Keeping the children on the ice is important, Hopgood said. Anyone who feels overwhelmed takes a timeout at the player's bench to one side where parents offer encouragement. Then it's back to practice.
There are 12 children on the team roster, three coaches and a dozen children and adult mentors.
The program is a joint venture between the Triangle Special Hockey Association in Raleigh and the Winston-Salem Youth Hockey Association. Both associations are nonprofit, and there is no charge to participate. The equipment is furnished by Triangle Special Hockey, which supports the Raleigh team.
Team members have a variety of disabilities, including autism, Down syndrome and fetal alcohol syndrome. Children are 5 to 13, but the program can take those as old as 17. Children need to be able to walk unassisted. Hopgood said he hopes to expand the program to include sled hockey for children who can't skate and to eventually have two or three teams in the area.
Hopgood said he intends to progress to scrimmages, once the majority of children can skate, with a goal of eventually playing the special hockey team in Raleigh.
If parents have doubts about whether their children can handle the ice, Hopgood tells them to give the practice a try.

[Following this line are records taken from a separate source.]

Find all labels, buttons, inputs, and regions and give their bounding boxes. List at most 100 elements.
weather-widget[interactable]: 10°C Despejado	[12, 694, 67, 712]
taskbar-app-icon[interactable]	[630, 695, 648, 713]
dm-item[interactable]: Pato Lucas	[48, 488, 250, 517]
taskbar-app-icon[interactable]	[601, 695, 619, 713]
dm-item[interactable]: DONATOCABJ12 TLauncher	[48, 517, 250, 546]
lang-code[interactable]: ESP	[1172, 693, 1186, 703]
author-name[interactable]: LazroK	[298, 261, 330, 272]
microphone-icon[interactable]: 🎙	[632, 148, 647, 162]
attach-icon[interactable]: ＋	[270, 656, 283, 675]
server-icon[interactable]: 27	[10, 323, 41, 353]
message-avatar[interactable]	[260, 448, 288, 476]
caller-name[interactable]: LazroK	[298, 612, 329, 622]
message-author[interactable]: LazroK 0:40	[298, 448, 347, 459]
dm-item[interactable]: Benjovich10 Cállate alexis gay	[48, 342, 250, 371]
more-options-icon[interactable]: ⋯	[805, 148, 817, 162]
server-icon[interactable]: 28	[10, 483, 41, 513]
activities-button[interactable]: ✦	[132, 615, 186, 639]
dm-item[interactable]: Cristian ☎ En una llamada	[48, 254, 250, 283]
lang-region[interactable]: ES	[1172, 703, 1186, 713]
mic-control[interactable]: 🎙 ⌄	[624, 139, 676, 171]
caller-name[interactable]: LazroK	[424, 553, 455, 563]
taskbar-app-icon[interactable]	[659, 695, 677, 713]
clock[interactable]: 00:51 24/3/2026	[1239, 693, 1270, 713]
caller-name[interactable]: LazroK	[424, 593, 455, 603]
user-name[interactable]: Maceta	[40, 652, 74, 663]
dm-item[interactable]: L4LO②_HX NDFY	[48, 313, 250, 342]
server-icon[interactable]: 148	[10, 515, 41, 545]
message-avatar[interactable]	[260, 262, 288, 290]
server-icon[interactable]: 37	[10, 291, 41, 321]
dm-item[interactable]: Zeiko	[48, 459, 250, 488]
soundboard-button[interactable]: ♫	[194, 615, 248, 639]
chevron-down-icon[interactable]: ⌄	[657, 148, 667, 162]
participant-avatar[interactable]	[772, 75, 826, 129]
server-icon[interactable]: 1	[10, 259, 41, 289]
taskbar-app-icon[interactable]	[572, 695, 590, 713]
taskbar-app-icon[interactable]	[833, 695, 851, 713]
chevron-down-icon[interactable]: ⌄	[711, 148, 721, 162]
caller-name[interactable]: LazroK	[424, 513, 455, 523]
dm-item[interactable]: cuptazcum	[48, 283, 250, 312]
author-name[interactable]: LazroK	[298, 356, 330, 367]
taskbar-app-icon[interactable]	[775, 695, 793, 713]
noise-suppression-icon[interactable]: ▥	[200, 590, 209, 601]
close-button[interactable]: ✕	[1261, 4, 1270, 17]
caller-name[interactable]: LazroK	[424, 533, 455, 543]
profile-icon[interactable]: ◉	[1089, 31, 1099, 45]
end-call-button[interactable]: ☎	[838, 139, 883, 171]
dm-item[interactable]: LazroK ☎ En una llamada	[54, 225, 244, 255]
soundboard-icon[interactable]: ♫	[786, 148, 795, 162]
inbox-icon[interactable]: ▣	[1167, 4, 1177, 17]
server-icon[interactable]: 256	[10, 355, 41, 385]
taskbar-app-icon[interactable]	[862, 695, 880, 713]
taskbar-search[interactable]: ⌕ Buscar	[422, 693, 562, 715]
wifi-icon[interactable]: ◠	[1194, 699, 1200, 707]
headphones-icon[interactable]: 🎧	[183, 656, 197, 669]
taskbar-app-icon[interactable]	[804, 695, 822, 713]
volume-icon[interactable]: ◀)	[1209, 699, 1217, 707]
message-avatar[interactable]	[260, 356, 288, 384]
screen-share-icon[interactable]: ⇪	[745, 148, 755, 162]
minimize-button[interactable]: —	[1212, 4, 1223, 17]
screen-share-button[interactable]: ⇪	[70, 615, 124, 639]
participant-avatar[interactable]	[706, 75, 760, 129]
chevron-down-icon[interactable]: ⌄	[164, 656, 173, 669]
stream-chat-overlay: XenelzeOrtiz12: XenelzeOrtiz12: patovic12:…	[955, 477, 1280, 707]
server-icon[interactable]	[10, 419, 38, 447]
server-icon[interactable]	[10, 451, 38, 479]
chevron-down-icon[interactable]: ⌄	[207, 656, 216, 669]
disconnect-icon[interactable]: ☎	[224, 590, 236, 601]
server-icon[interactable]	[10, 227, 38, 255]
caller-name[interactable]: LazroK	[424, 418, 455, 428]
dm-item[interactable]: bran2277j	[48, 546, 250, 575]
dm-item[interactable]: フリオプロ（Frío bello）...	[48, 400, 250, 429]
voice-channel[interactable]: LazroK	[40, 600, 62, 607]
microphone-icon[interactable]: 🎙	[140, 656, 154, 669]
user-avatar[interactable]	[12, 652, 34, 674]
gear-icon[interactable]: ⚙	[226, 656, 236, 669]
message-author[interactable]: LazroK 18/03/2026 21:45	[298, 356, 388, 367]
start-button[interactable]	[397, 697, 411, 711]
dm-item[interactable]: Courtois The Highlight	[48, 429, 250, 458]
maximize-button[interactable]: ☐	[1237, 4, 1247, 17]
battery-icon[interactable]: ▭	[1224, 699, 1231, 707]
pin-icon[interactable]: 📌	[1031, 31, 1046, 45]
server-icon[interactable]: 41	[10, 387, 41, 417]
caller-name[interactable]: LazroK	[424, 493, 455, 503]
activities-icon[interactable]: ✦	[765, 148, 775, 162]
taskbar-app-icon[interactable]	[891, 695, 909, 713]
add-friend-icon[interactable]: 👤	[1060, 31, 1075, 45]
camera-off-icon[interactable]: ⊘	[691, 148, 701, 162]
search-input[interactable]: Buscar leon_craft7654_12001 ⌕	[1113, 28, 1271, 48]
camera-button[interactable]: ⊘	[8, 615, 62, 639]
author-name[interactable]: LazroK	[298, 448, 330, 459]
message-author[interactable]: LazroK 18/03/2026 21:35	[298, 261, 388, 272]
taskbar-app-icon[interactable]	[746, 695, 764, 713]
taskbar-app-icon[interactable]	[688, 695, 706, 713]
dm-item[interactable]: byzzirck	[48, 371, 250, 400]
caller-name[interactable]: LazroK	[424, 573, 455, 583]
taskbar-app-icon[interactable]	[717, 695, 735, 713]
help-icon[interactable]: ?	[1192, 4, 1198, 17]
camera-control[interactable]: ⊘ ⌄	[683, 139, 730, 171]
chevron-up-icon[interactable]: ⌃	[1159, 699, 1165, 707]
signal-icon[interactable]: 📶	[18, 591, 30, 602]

Playing on a team offers experiences that can't be duplicated at home or at school, he said.
Children learn to work with each other toward a common goal, take direction from coaches and to win and lose gracefully.
The team experience is good for parents, as well, he said. Parents of special-needs children can often get wrapped up in the extra care required to help their children. That can be intense and isolating. With athletics, parents can enjoy a chance to sit in the stands, have fun and watch their children play a sport.
Kris Drum said that for her son Noah, 11, being able to don a uniform is a huge attraction. Noah has Down syndrome and he has a pacemaker, which means that he can't play contact sports.
She likes the exercise playing hockey gives Noah and the confidence it builds.
"Finally he can say to his brother, ‘I can do something you can't do,'" she said.
Most of the children had not been on ice before attending their first practice a few weeks ago.
Hopgood said that after the first practice was over, one of the adults told him that she was amazed at how well the children did.
The children fall down, and they cry for their mommies, but that happens on all hockey teams, Hopgood said. His goal is to have a mentor work with the same team member each time so that he or she can respond to individual needs.
For Lucy Dean, 8, the program has already been a confidence booster. Lucy is developmentally delayed, her mother, Stephanie Dean, said.
Lucy had taken five figure-skating lessons in a mainstream class and was accustomed to being behind the others. At special-hockey practice, she is one of the few children who can consistently stay up on the ice.
"She loves special-needs sports because she doesn't need to stress over how good she is," Dean said of her daughter.
For special-needs children, every effort counts, she said."The more you do, the easier it is," she said. "You get out there and try your best."